The feature response (result) of the convolution measures the presence of a fixed frequency content for each position in the stream. Note that we have chosen the wavelet in a way so that local maxima correspond to the initial peak of a heartbeat.

### Step 3: Local maxima detection

In the next step, we map these extremal points to a binary gate using a 1D variant of non-maximum suppression (NMS). NMS determines for every position in the stream if the corresponding value is the maximum in a predefined window (neighborhood). A CUDA implementation of this embarrassingly parallel problem is straightforward. In our example, we use the just-in-time compiler Numba to allow for seamless Python integration. Both Numba and Cupy implement the CUDA array interface as a zero-copy mechanism and thus the explicit cast from CuPy arrays to Numba device arrays can be fully avoided.
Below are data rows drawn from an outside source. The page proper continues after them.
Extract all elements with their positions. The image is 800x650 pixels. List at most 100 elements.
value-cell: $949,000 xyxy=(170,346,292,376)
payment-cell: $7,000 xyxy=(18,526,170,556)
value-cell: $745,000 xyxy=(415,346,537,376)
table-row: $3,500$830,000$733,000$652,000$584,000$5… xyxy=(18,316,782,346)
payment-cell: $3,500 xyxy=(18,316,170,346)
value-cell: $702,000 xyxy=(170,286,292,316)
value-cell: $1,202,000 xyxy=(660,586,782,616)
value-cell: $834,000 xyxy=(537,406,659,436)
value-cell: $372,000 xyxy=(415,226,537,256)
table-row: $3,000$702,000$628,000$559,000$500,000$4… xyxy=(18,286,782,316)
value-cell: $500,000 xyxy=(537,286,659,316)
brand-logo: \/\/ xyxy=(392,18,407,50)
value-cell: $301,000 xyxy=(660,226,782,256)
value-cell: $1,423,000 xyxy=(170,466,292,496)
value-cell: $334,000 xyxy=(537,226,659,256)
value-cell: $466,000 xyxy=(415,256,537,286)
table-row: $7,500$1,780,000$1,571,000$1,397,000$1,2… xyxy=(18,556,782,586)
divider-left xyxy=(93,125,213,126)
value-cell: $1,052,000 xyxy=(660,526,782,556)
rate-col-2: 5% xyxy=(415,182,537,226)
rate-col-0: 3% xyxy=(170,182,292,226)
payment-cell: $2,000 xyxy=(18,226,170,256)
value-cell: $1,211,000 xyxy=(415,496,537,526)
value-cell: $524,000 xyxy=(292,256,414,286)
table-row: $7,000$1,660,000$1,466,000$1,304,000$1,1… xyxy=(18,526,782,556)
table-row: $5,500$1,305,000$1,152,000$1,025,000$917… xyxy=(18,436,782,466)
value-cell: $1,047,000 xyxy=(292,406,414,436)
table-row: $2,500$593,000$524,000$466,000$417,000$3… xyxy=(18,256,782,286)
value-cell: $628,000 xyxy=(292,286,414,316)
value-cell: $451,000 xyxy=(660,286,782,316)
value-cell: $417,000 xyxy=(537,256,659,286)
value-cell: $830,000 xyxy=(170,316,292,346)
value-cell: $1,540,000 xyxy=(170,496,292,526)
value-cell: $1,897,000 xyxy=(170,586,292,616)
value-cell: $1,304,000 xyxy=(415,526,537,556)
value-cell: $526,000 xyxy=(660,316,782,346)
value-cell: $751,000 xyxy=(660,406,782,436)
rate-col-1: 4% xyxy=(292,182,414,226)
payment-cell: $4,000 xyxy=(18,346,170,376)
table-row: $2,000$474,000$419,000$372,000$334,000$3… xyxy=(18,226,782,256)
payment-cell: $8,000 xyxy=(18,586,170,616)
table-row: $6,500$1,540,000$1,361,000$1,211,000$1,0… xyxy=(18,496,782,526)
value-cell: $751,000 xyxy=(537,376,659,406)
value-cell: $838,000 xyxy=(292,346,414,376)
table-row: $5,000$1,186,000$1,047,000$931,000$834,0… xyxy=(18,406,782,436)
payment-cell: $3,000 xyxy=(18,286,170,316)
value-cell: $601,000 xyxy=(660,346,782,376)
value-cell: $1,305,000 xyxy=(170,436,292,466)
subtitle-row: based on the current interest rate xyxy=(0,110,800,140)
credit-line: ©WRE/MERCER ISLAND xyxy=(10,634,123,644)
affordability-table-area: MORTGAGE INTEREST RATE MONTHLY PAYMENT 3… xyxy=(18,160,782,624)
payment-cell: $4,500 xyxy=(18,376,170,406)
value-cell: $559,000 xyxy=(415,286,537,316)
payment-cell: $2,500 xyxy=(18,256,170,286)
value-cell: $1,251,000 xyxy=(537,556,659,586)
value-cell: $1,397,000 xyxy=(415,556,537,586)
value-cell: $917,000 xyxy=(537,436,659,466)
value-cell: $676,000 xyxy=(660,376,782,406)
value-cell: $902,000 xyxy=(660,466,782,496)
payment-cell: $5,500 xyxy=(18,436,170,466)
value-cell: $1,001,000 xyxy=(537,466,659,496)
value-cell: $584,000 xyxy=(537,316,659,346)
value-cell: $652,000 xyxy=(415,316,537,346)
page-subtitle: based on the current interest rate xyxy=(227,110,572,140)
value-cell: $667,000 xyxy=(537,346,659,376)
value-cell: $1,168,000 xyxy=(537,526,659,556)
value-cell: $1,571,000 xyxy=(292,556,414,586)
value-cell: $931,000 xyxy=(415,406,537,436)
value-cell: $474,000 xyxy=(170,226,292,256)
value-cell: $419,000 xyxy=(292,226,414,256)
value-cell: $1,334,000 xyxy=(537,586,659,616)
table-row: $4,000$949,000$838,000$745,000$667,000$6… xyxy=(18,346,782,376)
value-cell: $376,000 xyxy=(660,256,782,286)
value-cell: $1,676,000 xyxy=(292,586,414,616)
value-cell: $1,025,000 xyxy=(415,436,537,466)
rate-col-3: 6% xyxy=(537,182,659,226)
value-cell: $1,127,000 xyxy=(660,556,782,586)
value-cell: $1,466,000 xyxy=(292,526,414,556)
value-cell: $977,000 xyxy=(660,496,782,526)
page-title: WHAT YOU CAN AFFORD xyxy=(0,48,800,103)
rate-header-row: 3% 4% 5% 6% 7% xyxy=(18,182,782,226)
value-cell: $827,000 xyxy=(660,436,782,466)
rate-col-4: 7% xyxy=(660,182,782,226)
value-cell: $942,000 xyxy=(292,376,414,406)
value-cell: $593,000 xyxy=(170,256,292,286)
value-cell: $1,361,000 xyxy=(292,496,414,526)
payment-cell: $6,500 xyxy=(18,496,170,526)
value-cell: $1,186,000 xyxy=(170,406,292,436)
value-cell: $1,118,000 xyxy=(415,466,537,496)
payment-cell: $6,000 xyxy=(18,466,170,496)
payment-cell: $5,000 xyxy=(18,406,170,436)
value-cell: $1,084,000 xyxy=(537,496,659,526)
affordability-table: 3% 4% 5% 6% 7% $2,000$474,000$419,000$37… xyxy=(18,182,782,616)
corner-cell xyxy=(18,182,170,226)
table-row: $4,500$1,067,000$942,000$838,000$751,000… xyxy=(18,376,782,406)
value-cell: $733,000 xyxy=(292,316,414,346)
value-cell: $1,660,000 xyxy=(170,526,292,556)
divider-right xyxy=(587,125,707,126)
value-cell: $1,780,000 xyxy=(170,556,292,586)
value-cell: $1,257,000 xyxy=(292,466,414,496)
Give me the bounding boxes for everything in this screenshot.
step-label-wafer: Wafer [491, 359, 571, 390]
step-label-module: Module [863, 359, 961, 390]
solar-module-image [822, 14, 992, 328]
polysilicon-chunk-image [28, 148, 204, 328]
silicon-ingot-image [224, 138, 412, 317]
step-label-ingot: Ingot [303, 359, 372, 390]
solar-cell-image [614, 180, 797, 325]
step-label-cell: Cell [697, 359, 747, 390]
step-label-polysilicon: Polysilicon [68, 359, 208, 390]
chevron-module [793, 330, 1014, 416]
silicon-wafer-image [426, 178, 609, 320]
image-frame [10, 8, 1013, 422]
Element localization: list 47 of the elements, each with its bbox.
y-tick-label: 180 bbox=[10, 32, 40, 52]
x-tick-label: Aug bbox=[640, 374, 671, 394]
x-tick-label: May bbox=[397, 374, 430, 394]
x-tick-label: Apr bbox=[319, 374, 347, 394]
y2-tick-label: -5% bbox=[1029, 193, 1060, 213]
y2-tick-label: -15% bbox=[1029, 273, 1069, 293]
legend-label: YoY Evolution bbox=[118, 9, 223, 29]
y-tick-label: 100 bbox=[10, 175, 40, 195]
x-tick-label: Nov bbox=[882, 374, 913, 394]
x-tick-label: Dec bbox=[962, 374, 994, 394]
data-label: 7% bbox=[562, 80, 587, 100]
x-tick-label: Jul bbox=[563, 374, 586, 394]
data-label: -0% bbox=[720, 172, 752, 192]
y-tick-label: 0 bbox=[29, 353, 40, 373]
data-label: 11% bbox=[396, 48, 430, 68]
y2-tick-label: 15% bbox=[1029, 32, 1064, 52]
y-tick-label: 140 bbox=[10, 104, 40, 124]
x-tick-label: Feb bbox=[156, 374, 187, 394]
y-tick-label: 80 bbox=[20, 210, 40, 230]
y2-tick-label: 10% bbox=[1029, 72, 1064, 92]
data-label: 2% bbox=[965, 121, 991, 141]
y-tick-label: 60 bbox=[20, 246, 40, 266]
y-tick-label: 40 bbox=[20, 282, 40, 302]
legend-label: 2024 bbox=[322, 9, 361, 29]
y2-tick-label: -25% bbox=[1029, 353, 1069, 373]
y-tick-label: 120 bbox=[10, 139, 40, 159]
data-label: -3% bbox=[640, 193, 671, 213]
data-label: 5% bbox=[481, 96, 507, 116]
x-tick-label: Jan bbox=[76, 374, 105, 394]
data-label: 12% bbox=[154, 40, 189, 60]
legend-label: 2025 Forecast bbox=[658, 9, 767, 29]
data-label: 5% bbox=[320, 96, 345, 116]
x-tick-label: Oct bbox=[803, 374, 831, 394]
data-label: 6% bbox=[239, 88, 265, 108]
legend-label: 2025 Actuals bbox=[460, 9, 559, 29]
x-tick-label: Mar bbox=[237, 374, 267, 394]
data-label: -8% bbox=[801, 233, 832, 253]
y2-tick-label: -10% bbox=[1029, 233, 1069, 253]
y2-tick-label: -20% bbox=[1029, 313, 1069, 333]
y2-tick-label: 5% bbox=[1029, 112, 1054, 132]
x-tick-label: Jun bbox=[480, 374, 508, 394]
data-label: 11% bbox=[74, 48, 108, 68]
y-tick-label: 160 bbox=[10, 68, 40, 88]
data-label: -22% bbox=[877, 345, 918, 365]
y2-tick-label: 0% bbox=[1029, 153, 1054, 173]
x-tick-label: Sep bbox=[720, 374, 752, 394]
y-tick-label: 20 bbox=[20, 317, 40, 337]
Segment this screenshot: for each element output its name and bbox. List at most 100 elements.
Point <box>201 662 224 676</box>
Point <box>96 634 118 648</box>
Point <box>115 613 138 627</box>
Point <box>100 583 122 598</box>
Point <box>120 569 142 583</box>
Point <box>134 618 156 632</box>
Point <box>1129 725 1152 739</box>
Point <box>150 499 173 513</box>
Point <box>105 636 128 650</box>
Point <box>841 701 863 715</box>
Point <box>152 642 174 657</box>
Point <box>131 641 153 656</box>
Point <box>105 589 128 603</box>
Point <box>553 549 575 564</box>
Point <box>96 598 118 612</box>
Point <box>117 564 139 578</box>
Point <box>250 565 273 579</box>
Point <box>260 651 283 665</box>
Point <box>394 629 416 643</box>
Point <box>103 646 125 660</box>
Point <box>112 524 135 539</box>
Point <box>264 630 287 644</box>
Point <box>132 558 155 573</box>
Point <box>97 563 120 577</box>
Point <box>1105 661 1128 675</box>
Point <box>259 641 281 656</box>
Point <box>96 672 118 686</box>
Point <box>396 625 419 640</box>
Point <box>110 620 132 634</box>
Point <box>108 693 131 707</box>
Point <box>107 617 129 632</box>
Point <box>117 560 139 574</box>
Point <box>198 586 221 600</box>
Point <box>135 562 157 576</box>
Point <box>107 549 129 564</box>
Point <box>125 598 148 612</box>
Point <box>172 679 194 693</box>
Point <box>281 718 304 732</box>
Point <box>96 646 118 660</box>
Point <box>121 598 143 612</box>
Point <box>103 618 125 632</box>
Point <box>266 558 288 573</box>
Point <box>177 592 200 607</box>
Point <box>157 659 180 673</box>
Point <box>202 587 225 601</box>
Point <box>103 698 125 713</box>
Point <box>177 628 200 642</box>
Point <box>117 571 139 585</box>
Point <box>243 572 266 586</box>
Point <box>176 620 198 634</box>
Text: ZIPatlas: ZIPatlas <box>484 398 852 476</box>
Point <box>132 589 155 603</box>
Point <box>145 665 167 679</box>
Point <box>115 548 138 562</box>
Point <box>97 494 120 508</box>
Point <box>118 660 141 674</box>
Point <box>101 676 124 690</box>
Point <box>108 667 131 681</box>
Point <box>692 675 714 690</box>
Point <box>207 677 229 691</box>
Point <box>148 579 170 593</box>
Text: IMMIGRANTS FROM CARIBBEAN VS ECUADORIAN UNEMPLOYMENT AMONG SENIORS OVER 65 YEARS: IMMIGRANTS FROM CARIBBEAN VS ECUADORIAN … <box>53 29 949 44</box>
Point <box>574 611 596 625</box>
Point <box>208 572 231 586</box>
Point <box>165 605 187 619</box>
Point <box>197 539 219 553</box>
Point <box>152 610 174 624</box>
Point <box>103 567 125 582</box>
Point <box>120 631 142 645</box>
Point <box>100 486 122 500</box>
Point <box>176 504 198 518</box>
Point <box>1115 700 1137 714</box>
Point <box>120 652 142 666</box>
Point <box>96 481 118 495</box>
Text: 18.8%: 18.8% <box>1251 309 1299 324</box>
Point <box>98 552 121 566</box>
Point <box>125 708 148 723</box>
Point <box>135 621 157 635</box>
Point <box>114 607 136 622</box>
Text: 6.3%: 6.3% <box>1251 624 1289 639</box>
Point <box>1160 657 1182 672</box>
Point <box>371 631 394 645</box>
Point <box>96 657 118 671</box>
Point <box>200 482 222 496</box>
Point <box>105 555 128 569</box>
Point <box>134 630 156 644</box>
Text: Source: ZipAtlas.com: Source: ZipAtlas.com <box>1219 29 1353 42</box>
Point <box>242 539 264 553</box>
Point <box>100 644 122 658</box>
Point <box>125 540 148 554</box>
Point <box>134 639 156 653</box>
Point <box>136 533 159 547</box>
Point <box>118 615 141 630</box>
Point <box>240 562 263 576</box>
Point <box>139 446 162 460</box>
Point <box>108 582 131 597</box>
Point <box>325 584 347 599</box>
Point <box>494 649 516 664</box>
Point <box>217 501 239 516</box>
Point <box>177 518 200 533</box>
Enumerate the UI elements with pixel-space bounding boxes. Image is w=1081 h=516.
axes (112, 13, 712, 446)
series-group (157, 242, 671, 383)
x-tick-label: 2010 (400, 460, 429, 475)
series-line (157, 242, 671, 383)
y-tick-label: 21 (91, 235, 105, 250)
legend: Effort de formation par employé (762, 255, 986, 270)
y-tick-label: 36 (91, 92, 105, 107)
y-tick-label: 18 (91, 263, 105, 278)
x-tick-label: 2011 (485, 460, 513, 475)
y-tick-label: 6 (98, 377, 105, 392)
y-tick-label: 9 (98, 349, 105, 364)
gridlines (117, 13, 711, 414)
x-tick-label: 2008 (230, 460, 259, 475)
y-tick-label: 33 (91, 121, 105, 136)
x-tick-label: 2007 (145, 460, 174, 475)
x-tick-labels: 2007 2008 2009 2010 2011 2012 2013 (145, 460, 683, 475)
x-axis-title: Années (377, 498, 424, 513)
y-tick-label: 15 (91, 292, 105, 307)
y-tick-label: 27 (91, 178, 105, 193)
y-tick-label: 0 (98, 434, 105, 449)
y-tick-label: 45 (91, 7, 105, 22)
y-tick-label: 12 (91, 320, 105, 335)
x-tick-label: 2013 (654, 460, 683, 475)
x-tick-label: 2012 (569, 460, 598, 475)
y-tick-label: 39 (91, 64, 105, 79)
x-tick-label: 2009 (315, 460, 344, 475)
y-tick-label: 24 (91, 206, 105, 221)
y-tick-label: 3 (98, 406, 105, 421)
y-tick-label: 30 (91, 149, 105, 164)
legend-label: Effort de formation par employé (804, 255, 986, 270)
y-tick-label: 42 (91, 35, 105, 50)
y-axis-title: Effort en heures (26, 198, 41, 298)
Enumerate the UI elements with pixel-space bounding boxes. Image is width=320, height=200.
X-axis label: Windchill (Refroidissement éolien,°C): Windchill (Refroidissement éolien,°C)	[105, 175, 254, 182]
The length of each heartbeat is determined by computing the adjacent difference (finite step derivative) of the gate positions. We facilitate this by filtering the index domain with the predicate gate==1 followed by a call to cupy.diff(). The resulting histogram depicts the length distribution.

### Step 4: Candidate pruning and embedding

We intend to train a (convolutional) Variational Autoencoder (VAE) on the set of heartbeats using a fixed-length input matrix. The embedding of heartbeats in a vector of zeros can be realized with a CUDA kernel. Here, we again use Numba for both candidate pruning and embedding.

### Step 5: Outliers detection

In this step, we train the VAE model on 75% of the data. DLPack is used again as the zero-copy mechanism to map the CuPy data matrix to a PyTorch tensor.

### Step 6: Results visualization

In a final step, we visualize the latent space of the remaining 25% of the data.

## Conclusion

A key takeaway from this and the preceding blog posts is that interoperability is crucial for the design of efficient data pipelines. Copy-and-converting data between different frameworks is an expensive and incredibly time-consuming task that adds zero value to data science pipelines. Data science workloads are becoming increasingly complex, and the interaction between multiple software libraries is common practice. DLPack and the CUDA Array Interface are the de facto data format standards that guarantee zero-copy data exchange among GPU-based frameworks.

Support for external memory managers is a nice-to-have feature to consider when appraising which software libraries your pipeline will use. For instance, if your task requires both DataFrame and array data manipulation, a great choice of libraries is RAPIDS cuDF + CuPy. They both benefit from GPU acceleration, support DLPack to exchange data with zero-copy, and share the same memory manager, RMM. Alternatively, RAPIDS cuDF + JAX would also be an excellent option. Nevertheless, the latter combination might require extra development efforts to leverage memory usage because of JAX’s lack of support for external memory allocators.

Data loading and data transfer bottlenecks are frequent when dealing with large datasets. NVIDIA GPUDirect technology comes to the rescue, supporting moving data into or out of the GPU memory without burdening the CPU and reducing to one the number of data copies needed when transferring data between GPUs on different nodes.